Zwar gibt es in der Bevölkerung laut einer Umfrage der Monmouth University für beide Vorhaben eine Zustimmung von 68 Prozent, aber ihnen erwächst nicht nur seitens aller Republikaner, sondern auch aus den Reihen der Demokraten vereinzelt Widerstand, denen die Programme je nach Standpunkt zu weit oder zu wenig weit gehen oder zu kostenneutral sind.
Auch ist noch ungewiss, durch welchen Mechanismus die beiden Gesetze angesichts der prekären Mehrheitsverhältnisse im Kongress zu verabschieden wären. Die meisten der ambitiösen Vorhaben Joe Bidens erfordern im 100-köpfigen Senat eine Mehrheit von 60 Stimmen. Derzeit stehen in der kleinen Kammer 50 Demokraten 50 Republikanern gegenüber. Und nächstes Jahr sind bereits wieder Zwischenwahlen.
Wenig Neues war im Kongress über die Pläne des US-Präsidenten in Sachen Aussenpolitik zu vernehmen. Biden bekräftigte seinen Entscheid, bis zum 20. September 2021 Amerikas verbliebene Truppen aus Afghanistan zurückzuziehen – aus einem Krieg, der die Nation innert zwei Jahrzehnten 6’118 Menschenleben gekostet und Milliarden von Dollar verschlungen hat.

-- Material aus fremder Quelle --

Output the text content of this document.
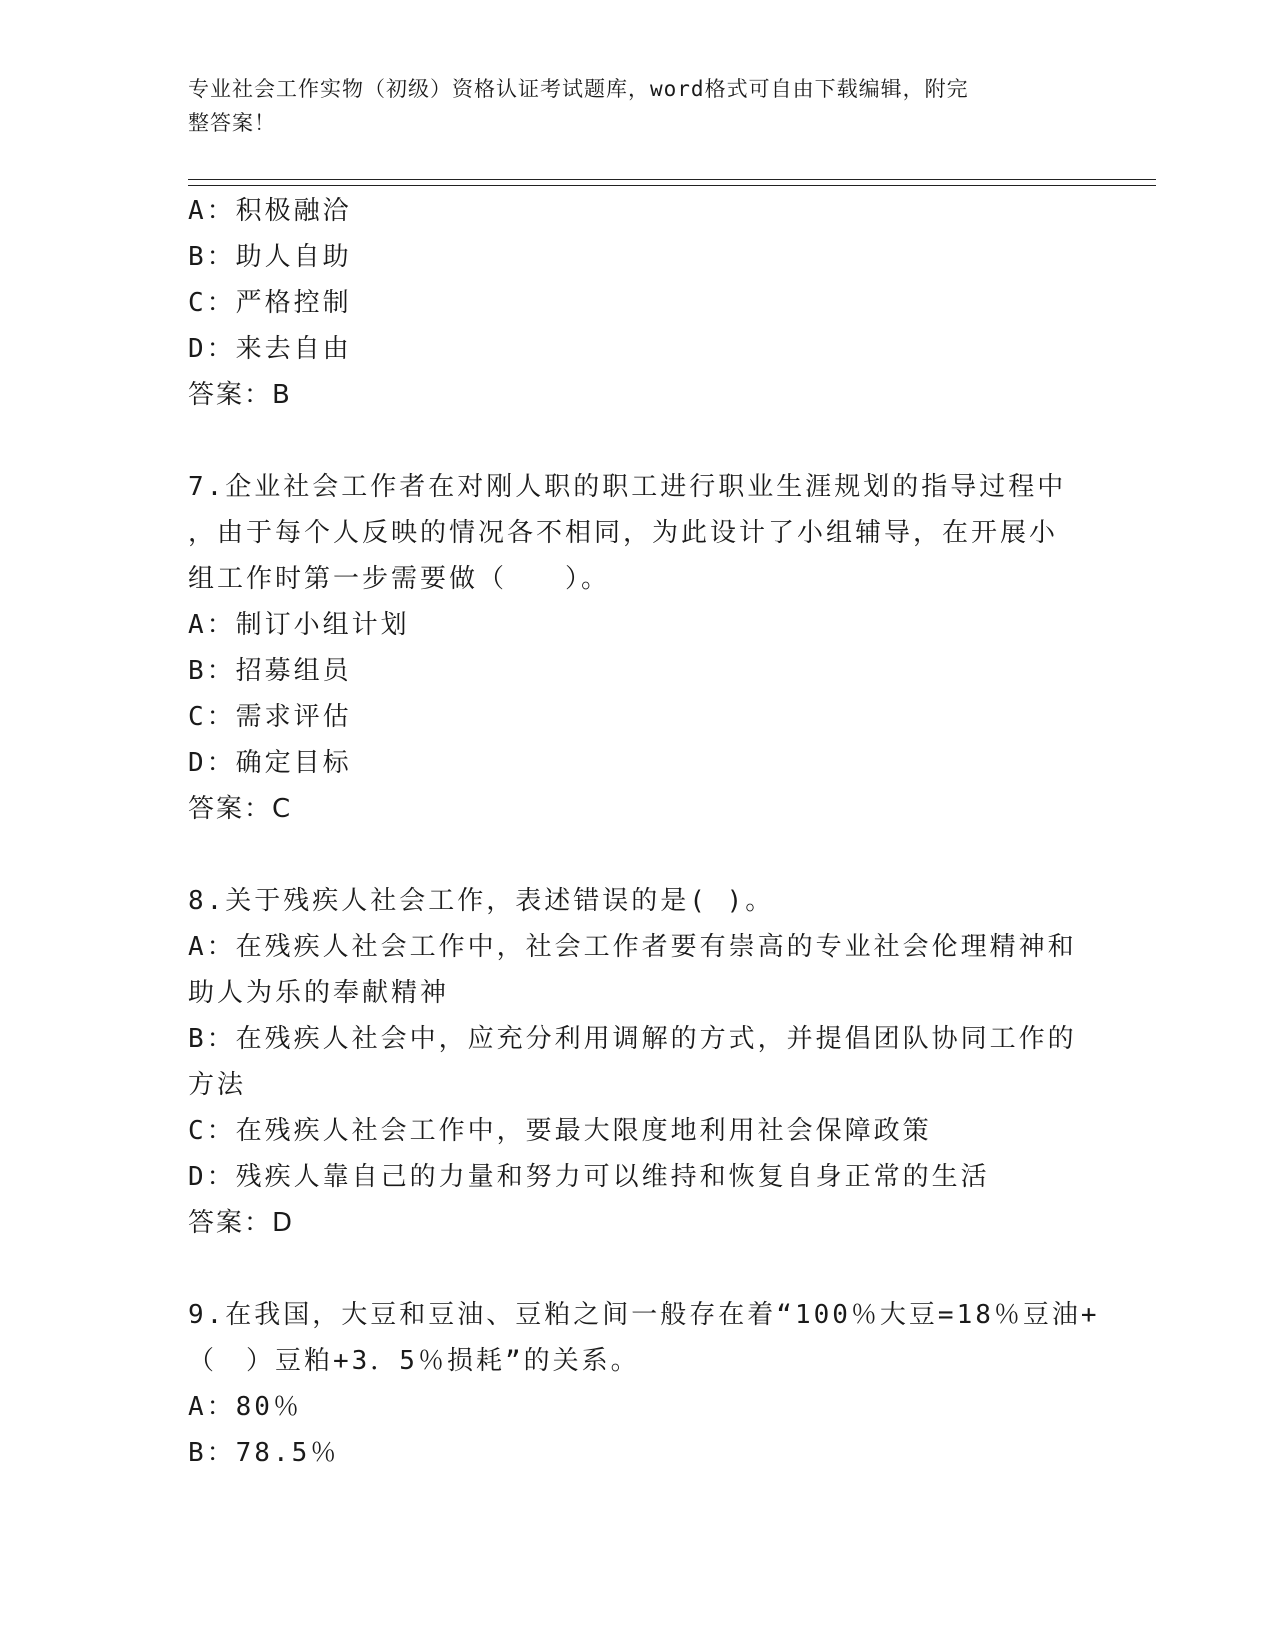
专业社会工作实物（初级）资格认证考试题库，word格式可自由下载编辑，附完
整答案！
A：积极融洽
B：助人自助
C：严格控制
D：来去自由
答案：B
7.企业社会工作者在对刚人职的职工进行职业生涯规划的指导过程中
，由于每个人反映的情况各不相同，为此设计了小组辅导，在开展小
组工作时第一步需要做（　　）。
A：制订小组计划
B：招募组员
C：需求评估
D：确定目标
答案：C
8.关于残疾人社会工作，表述错误的是( )。
A：在残疾人社会工作中，社会工作者要有崇高的专业社会伦理精神和
助人为乐的奉献精神
B：在残疾人社会中，应充分利用调解的方式，并提倡团队协同工作的
方法
C：在残疾人社会工作中，要最大限度地利用社会保障政策
D：残疾人靠自己的力量和努力可以维持和恢复自身正常的生活
答案：D
9.在我国，大豆和豆油、豆粕之间一般存在着“100％大豆=18％豆油+
（　）豆粕+3．5％损耗”的关系。
A：80％
B：78.5％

Was Länder wie China, Russland, den Iran und Nordkorea betrifft, wiederholte er seine Absicht, ihnen gegenüber wenn nötig hart aufzutreten, gleichzeitig aber wo möglich zu kooperieren.
«Es ist ihm todernst, die wichtigste Nation der Welt zu werden», sagte Joe Biden über Chinas Präsident Xi Jinping: «Er und andere Autokraten denken, dass Demokratie im 21. Jahrhundert nicht mit Autokratien konkurrieren kann – es dauert zu lange, um gemeinsamen Grund zu finden.» Und an anderer Stelle: «Kann unsere Demokratie die Lügen, den Zorn, den Hass und die Ängste überwinden, die uns auseinandergerissen haben? Amerikas Gegner – die Autokraten der Welt – wetten darauf, dass wir das nicht können.»
Anders als für Ronald Reagan ist für Joe Biden der amerikanische Staat die Lösung und nicht das Problem. Einzelne Kommentatoren vergleichen ihn denn bereits mit Franklin D. Roosevelt (F. D. R.), einem demokratischen Präsidenten, der die Nation 1933 während einer schweren Wirtschaftskrise übernahm und dessen Initiativen das Land nachhaltig zum Besseren veränderten. «Biden kann seine Präsidentschaft nach wie vor mit einem Leistungsausweis beenden, der mehr dem Obamas oder Clintons ähnelt als dem Roosevelts», meint im «New Yorker» Susan B. Glasser, die als Journalistin über sechs amerikanische Präsidenten berichtet hat, die alle, egal ob Republikaner oder Demokraten, im Schatten Reagans gestanden und sich davor gehütet hätten, dem Staat spürbar mehr Einfluss zu verschaffen: «Bidens erste Entscheide lassen vermuten, dass er zum Anfang eine fundamental andere Reihe von Wegen einschlagen will. Das Ergebnis ist der unverblümt liberalste Aufruf zu Taten, den ich je von einem Präsidenten im Kongress habe hören können.»